The multi-colored, abstract result of running a custom C++ program, rendering composite portraits of Eric Corriel‘s personal computer, are on display at an exhibition, “Enter the Machine.” Opening tonight, 27 January, at Garis & Hahn, viewers are invited to experience personal data.
Using custom software and displayed in synchronized pulsating light boxes, Corriel takes an ordinary computer hard drive and turns it inside-out, making its contents visible to the human eye. In his second solo exhibition with the gallery, Corriel raises questions about the digitization of contemporary society and creates a body of work that explores humanity’s dance with technology.
The Internet and the concomitant uploading of the most intimate parts of our personal lives is an accepted and near-requisite aspect of modern existence. Corriel posits that new and better tools are required to fully understand the implications of leading such digitally-oriented lives. This engenders the question: What other tools do we have to make sense of the storage of our personal data? If we could somehow meet our digital files face-to-face, what would they look like? Enter the Machine explores these ideas by giving a visual face to the unseen nature of our stored lives.

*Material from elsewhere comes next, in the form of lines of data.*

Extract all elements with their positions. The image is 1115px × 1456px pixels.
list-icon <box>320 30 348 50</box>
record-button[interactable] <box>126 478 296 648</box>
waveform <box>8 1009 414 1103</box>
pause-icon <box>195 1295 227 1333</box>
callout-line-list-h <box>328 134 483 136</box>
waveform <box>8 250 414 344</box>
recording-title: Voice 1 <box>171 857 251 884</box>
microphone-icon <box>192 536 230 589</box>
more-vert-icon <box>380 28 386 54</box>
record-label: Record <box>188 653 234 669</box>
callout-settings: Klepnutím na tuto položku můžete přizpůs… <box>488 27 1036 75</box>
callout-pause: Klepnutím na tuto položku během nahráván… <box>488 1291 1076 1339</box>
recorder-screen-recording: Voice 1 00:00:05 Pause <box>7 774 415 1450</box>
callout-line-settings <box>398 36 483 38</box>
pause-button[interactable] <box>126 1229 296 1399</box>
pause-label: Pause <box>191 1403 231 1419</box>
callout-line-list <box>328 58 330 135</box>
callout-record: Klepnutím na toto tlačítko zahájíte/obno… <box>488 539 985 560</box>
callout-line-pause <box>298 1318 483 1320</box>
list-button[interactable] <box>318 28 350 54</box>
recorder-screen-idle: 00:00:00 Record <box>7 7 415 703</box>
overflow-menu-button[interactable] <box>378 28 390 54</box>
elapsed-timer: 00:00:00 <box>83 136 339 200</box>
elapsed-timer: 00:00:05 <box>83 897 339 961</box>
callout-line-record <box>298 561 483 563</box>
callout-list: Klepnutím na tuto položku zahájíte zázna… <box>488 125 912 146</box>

Corriel’s exploration of shifting perspectives was also showcased at the DUMBO Arts Festival with his view of urban landscapes. “Citysphere explodes into viewers’ consciousnesses with innate kaleidoscopic beauty. “Let’s say for argument’s sake that you believe the veins of an ordinary leaf or the crystalline structure of a snowflake can be said to be beautiful,” Corriel told The Creators Project via email. “If that’s true, then maybe one way to reveal an object’s beauty is to zoom in and focus on its underlying structure. Could that same principle be applied to the urban environment to reveal its underlying beauty?” – Creator’s Project
As the lead web designer and developer for the School of Visual Arts, Corriel is both an artist and programmer. His work is recognized by organizations like the New York Foundation of the Arts, New York Council of the Arts, and the Public Art Network.